Concéntrase en el patio la reflexión lechosa,

de tonalidad suave, de la delgada luna;

el chayote reluce; reluce la lechosa.

Reluce, entre las hierbas ordinarias, la luna.

 

Ubérrima, se brinda maravillosa planta;

planta que, en la riqueza de sus tantas bondades,

vertiendo sus sagrados olores, se adelanta.

La planta se adelanta, llena de claridades.

 

El coco, iluminado, fulge. El almendro mueve sus hojas.

El murciélago, veloz y fosco, vuela,

en tanto que, en la noche, la luciérnaga leve

fascina con el mágico verdor de su candela.

 

 

6

 

Una luna de cuernos punza la madrugada.

Yo contemplo su enorme carátula amarilla;

y su luz, que es luz mórbida, que es luz atormentada,

en mi carne se hunde, tal como una cuchilla.

 

Yo advierto la temible, la infernal influencia

de su luz en mi carne.
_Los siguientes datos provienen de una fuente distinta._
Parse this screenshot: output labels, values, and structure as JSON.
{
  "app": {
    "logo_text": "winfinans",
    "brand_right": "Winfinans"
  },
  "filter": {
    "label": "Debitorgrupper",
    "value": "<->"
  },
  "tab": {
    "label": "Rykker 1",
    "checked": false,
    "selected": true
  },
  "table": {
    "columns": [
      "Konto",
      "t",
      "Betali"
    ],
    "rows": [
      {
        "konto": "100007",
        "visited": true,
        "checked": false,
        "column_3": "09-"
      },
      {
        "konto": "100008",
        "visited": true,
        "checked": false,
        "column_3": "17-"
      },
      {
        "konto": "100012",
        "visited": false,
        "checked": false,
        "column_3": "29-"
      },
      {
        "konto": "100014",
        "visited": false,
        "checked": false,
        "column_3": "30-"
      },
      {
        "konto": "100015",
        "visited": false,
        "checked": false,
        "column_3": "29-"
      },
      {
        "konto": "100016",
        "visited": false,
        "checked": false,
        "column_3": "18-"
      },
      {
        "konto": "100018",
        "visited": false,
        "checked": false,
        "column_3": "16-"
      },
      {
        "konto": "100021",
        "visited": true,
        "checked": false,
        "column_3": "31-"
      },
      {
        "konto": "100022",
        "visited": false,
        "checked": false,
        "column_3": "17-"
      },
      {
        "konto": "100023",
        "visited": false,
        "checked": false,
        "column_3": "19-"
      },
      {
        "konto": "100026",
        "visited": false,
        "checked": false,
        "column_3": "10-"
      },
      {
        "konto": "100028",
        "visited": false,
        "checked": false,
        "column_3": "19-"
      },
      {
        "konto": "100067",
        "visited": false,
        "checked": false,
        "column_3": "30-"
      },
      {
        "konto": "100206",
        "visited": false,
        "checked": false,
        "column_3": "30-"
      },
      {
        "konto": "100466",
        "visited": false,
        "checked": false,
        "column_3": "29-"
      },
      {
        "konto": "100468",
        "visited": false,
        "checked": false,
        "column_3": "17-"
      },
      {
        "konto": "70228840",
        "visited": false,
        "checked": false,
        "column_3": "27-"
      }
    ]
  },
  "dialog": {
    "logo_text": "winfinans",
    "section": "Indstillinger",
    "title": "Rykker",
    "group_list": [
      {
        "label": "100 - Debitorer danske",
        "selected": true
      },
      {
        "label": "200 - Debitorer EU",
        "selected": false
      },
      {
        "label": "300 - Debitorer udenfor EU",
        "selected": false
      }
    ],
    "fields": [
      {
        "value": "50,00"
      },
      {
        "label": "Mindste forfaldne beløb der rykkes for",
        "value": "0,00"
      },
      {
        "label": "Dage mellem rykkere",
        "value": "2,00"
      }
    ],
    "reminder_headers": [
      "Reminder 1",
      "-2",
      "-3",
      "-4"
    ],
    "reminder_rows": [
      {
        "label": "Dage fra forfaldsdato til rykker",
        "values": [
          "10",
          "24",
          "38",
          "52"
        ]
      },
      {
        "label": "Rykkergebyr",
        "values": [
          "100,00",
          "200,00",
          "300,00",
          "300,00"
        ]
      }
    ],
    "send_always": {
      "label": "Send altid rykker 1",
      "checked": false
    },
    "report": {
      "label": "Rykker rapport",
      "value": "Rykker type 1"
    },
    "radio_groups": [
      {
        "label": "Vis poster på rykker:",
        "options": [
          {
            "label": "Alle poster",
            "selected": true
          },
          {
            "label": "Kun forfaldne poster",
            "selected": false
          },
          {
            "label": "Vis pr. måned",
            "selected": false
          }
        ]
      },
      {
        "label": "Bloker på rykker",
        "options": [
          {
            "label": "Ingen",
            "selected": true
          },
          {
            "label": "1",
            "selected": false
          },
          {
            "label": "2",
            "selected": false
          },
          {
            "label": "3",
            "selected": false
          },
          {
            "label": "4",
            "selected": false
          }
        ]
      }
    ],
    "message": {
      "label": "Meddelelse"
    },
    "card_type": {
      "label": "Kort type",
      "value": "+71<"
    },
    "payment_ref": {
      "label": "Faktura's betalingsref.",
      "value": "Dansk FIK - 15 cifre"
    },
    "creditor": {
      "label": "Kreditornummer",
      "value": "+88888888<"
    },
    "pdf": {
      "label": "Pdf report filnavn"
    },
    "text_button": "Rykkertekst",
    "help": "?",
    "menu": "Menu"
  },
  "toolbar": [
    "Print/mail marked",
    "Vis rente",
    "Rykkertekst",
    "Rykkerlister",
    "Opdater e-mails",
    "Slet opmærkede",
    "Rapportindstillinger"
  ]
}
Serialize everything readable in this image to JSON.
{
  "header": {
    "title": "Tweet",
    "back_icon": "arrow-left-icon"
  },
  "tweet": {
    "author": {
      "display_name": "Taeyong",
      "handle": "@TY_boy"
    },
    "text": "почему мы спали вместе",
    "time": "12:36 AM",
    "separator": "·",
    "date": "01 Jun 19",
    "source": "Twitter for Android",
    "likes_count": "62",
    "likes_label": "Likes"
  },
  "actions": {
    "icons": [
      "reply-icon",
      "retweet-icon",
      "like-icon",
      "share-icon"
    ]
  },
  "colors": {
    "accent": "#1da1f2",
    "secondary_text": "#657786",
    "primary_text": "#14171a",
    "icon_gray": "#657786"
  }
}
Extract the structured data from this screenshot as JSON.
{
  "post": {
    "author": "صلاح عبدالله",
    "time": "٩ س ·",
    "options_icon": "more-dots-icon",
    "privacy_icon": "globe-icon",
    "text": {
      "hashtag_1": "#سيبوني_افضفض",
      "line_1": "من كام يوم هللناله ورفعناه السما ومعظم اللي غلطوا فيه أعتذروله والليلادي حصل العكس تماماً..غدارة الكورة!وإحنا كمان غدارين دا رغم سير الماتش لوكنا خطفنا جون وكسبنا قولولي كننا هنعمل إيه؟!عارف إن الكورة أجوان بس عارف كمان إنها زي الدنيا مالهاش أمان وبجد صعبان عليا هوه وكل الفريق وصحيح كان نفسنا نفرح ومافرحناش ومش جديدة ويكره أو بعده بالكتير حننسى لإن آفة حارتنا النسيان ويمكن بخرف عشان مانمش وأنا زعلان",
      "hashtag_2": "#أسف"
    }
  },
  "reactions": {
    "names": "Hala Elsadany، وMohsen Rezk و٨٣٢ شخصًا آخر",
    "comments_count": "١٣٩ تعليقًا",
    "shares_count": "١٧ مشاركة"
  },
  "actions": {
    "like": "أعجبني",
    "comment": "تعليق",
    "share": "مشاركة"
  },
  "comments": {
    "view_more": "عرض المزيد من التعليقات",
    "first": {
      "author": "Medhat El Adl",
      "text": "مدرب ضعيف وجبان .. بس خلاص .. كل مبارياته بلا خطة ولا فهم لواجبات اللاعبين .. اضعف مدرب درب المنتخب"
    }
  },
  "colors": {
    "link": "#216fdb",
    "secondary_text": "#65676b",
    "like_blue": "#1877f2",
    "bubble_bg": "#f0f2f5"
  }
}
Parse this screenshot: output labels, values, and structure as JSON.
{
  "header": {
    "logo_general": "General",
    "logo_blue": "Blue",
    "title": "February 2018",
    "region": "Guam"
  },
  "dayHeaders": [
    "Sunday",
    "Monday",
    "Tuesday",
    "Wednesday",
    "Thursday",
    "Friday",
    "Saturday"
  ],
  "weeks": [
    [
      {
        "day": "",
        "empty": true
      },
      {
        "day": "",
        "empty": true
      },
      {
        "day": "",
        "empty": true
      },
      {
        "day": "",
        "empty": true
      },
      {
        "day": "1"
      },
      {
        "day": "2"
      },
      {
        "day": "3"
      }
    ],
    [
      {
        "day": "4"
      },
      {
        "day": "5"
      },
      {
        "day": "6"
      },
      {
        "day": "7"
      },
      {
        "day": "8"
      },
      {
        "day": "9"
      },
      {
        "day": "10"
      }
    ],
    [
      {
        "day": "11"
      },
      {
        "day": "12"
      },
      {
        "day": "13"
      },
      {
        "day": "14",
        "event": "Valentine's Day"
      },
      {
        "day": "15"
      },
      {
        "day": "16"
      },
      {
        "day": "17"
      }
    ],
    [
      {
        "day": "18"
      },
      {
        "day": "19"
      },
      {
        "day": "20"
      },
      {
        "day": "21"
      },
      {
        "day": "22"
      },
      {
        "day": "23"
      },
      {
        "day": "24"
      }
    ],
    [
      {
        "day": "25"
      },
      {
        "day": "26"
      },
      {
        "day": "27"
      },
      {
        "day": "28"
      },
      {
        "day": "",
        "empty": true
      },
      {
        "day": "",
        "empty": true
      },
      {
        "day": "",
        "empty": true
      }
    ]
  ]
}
Largamente me inquieto.

Esplende, apretujando, aporreando mi conciencia,

la luna, tercamente velada en su secreto.

 

Se alza en la luz, cargada de rítmica dulzura,

respiración de seres dormidos a mi lado.

La noche es una noche calientemente dura;

y arde, en pesada atmósfera sensual, el poblado.

 

Y mientras que la luna difunde en el ambiente

La magia venenosa de su vapor lucido,

mastín encandilado, La pupila candente,

aúllale a la luna con pertinaz aullido.

 

 

 

 

DE SONETOS A DIOS

 

V

 

Dios me llega en la voz y en el acento.

Dios me llega en la rosa coronada

de luz y estremecida por el viento.

Dios me llega en corriente y marejada.

 

Dios me llega. Me llega en la mirada.

Dios me llega. Me envuelve con su aliento.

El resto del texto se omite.